Hide/Seek and the AIDS Era


I experienced the U.S. AIDS epidemic of the 80s and early 90s mostly as an observer. The disease took my 9th grade English teacher and, later, a coworker. I remember ubiquitous safe-sex campaigns on campus and seeing men in their 30s and 40s, frail and wasting, being wheeled by caregivers through Dupont Circle. And I remember friends nervously waiting out HIV tests after ill-advised episodes of unprotected sex.

Though the heated politics of the era had receded in my mind, it took one walk-through of the National Portrait Gallery’s Hide/Seek: Difference and Desire in American Portraiture to bring it all back. Reagan denying the disease, Princess Diana shaking hands with AIDS patients, ACT UP protests–all of it.

Hide/Seek has generated controversy due to Smithsonian Secretary Wayne Clough’s unfortunate decision to pull a video from the show, but that didn’t interfere with my experience of it. The pieces reflecting the AIDS era are engaging, provocative, tragic. Keith Haring‘s Unfinished Painting (pictured) is particularly sad because it so poignantly represents what was lost to the disease, and too soon–the artist died at age 31.

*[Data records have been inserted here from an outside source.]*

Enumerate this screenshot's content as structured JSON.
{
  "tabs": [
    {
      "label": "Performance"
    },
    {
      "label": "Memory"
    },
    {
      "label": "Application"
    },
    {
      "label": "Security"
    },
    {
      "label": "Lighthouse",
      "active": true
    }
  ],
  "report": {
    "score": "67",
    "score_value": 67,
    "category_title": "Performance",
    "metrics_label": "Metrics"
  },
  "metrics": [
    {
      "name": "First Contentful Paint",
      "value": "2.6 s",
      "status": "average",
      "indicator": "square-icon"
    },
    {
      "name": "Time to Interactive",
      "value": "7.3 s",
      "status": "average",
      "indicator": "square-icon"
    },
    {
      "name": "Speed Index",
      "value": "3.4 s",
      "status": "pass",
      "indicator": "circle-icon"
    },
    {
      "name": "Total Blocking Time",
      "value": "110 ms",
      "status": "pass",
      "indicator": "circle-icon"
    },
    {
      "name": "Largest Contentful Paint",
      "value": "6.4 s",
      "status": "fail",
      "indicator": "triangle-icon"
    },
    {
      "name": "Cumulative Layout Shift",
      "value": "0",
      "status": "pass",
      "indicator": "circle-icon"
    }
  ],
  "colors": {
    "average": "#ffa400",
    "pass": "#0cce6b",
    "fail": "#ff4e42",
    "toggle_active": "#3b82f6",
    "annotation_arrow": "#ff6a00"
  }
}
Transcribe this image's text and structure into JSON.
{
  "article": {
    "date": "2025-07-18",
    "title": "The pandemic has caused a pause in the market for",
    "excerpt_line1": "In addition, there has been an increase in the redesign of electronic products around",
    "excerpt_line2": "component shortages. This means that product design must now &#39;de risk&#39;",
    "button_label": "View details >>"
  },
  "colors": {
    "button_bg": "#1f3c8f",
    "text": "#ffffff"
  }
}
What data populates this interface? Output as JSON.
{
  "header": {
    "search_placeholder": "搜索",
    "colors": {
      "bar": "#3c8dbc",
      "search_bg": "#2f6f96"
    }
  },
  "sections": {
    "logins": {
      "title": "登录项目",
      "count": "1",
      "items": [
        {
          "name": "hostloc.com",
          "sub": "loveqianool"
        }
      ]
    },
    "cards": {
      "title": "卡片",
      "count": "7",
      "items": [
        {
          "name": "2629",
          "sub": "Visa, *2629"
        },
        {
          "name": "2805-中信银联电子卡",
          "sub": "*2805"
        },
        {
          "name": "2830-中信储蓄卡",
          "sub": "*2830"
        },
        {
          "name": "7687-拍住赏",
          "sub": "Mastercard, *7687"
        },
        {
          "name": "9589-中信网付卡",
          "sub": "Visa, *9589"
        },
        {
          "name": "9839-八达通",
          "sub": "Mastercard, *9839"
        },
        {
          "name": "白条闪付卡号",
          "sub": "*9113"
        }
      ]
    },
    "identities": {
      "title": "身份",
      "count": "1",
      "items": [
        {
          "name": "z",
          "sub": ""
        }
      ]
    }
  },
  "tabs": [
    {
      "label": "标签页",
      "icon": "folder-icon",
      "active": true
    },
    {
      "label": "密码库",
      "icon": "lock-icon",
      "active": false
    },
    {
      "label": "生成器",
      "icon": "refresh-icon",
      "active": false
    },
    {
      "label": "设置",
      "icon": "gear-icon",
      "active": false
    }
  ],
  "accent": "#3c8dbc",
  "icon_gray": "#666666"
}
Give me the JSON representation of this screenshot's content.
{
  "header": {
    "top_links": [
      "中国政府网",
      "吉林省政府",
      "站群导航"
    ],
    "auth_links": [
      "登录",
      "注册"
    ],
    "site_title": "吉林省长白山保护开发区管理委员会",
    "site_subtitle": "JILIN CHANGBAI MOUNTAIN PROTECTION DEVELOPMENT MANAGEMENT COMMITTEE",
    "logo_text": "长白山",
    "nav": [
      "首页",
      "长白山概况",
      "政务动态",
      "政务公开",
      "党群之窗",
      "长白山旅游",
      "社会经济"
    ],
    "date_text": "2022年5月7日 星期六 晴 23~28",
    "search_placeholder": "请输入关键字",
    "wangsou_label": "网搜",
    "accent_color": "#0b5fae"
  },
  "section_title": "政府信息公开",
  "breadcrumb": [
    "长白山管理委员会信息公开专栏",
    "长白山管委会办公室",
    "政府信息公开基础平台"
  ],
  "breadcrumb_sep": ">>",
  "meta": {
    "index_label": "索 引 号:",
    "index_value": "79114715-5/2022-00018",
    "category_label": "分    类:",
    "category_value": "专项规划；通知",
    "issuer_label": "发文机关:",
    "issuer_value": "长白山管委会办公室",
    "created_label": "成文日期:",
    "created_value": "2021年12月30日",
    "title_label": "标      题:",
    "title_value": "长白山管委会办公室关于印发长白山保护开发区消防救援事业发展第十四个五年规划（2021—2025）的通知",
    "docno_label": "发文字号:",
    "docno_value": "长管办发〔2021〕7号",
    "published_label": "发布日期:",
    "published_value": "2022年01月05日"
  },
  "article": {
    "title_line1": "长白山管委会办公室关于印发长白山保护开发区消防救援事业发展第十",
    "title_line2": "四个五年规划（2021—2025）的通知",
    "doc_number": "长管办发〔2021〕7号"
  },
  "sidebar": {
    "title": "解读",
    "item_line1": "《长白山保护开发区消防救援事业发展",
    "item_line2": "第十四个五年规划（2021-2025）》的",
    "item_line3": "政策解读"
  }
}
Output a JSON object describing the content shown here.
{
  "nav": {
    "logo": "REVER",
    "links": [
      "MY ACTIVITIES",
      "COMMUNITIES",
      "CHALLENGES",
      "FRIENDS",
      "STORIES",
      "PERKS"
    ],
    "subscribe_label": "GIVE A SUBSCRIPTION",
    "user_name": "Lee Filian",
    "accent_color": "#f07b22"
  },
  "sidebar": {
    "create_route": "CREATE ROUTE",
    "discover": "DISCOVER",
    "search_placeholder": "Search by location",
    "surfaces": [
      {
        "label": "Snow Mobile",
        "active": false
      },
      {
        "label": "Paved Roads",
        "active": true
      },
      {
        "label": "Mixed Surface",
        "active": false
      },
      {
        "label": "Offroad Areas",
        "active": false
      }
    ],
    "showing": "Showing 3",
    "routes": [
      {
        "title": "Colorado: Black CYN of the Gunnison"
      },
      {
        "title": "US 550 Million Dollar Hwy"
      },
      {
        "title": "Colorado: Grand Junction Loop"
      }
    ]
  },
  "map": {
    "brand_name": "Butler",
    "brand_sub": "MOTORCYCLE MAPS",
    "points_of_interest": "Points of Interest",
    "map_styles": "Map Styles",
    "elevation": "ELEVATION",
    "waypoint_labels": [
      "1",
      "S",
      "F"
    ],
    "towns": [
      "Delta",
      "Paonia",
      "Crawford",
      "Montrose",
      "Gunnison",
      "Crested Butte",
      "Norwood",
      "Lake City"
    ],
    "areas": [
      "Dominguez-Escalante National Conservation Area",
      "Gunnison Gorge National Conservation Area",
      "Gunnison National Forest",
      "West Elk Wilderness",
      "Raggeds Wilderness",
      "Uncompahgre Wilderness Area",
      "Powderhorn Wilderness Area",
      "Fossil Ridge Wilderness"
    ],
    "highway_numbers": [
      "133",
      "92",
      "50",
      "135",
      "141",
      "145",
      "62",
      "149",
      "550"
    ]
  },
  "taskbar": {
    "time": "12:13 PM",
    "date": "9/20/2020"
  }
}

Haring’s unique street-art genius is explored in the documentary, The Universe of Keith Haring, which I watched after my first visit to Hide/Seek. The film turned out to be a nice bookend to the exhibit. It provides a fascinating look at the downtown New York art scene of the early 80′s as well as an artist’s coming of age. Haring’s ebullience really shines through.

Hide/Seek runs through February 13, 2011 at the National Portrait Gallery.